Fresh Wharf was a wharf located in the City of London close to London Bridge, on the north bank of the River Thames. The site was used as a quay in Roman times and later as an unloading place for Anglo-Saxon boats. A wharf was constructed there at some point in the medieval period and appears to have acquired its name from its customary usage as a landing place for fresh fish. In the 16th century, Fresh Wharf was made a "Legal Quay" authorised for the import of certain goods during the reign of Queen Elizabeth I of England. It expanded as London's river-borne trade grew in the 18th and 19th centuries, with large warehouses being established immediately behind the wharf. In the 20th century, the wharf's owners took over the adjoining wharves immediately upstream and downstream, built a new ten-storey warehouse and renamed the site New Fresh Wharf. By the end of the 1960s, however, London's docks had fallen into disuse with the advent of containerization, for which they were not suited, and the wharf was closed down in 1970. An office block was built on the site of the warehouse in 1977 and the former quayside is now part of a public footpath along the Thames.
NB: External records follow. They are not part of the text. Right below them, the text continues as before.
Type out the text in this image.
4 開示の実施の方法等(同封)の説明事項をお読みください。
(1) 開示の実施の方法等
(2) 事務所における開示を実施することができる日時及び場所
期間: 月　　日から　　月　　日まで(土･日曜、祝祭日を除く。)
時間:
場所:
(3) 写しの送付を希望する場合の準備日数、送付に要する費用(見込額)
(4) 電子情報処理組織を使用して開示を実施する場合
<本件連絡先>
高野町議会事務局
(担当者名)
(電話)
A quay existed on the site as long ago as the Roman period, but there is no evidence that it was used after 260 AD. Its construction illustrated the effects of climate change in the Roman era. Due to a period of colder temperatures that led to more water being locked up in the polar icecaps, the sea level and thus the level of the Thames fell considerably in the centuries after Roman Londinium was founded. A revetment had been constructed at Fresh Wharf in the second century AD but by the third century the high water mark had dropped so much that the river wharves had to project much further out into the river to maintain the same depth of water. In the case of the timber quay at Fresh Wharf, it was constructed 8.25 metres (27.1 ft) in front of the earlier revetment.
The date of establishment of Fresh Wharf is not known. In late Anglo-Saxon times (10th–11th century), the site of Fresh Wharf appears to have been merely a beach on which ships were grounded for off-loading. A wharf was built there at some subsequent point during the medieval period; its name was first recorded as Fresshffysshewharfe in 1363, which was probably related to its appointment as one of the places authorised for the unloading of fish. On the landward side, the wharf was accessed via Lower Thames Street a short distance down from the church of St Magnus-the-Martyr.